Pranis has learned that there are benefits in not looking for consensus too quickly. When the exercise finishes quickly and peacefully, participants’ reflections are less insightful. And when people become impatient or nervous, the exercise becomes an opportunity for them to learn to control their emotions.
Through the exercise, Pranis has discovered that all humans have an innate drive to assign meaning to objects and actions. Conflict often arises from others’ misunderstandings about what those meanings are.
“I saw over and over again that some participants would interpret what others were doing in a certain way,” she said, “but when that participant explained the meaning of what he or she did, it often did not match the assumption.”
The process of assigning meaning to every experience, interaction and feeling, Pranis argued, connects people by allowing them to share with one another.
“Each gets to speak his or her truth into the circle and be listened to with respect,” she said. “It is not about right and wrong. In a circle, you get to speak your truth; you just do not get to assume that is the truth for everyone else.”
Because of the exercise’s dynamics and the fact that it’s nonverbal, no participant can assert himself or herself as an independent subject, Pranis explained. Each move is influenced by all the previous moves and by the greater context of the exercise.
“Our innate relational understanding of the universe comes to the forefront,” she said. “And that is the source of wisdom, insight and transformative possibility in a circle.”

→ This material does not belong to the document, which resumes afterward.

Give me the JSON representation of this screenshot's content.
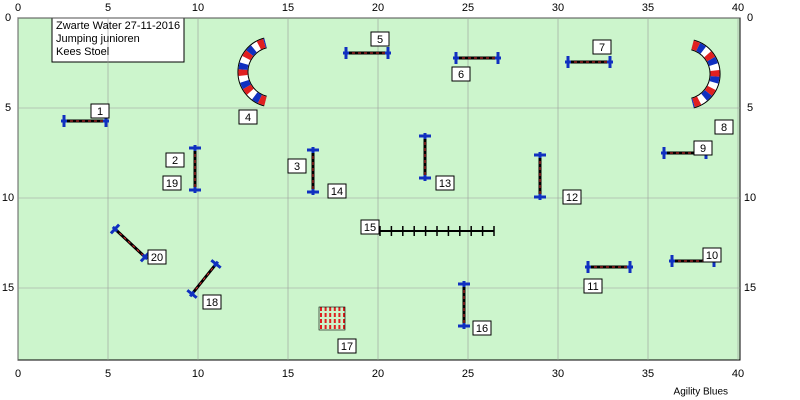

Social distance, Pranis believes, is the main reason for America’s destructive and unjust policies. Peacemaking circles break down that social distance by revealing the interconnectedness between individuals.
“What’s happening to others will affect us eventually,” she said. “Shifting to that mindset is an enormous shift for us in the United States. It means we can never benefit at the expense of others. It means we can’t take the easy way out of avoiding conflict or ignoring problems.”
The mindset of interconnectedness can also be uplifting, as it shows that everyone belongs in the community, she noted.
“Living as if everyone belongs might be the biggest violence prevention measure we could ever devise,” Pranis said. “Everyone belongs in a circle. And the circle is always directed towards healing from the harm of disconnection.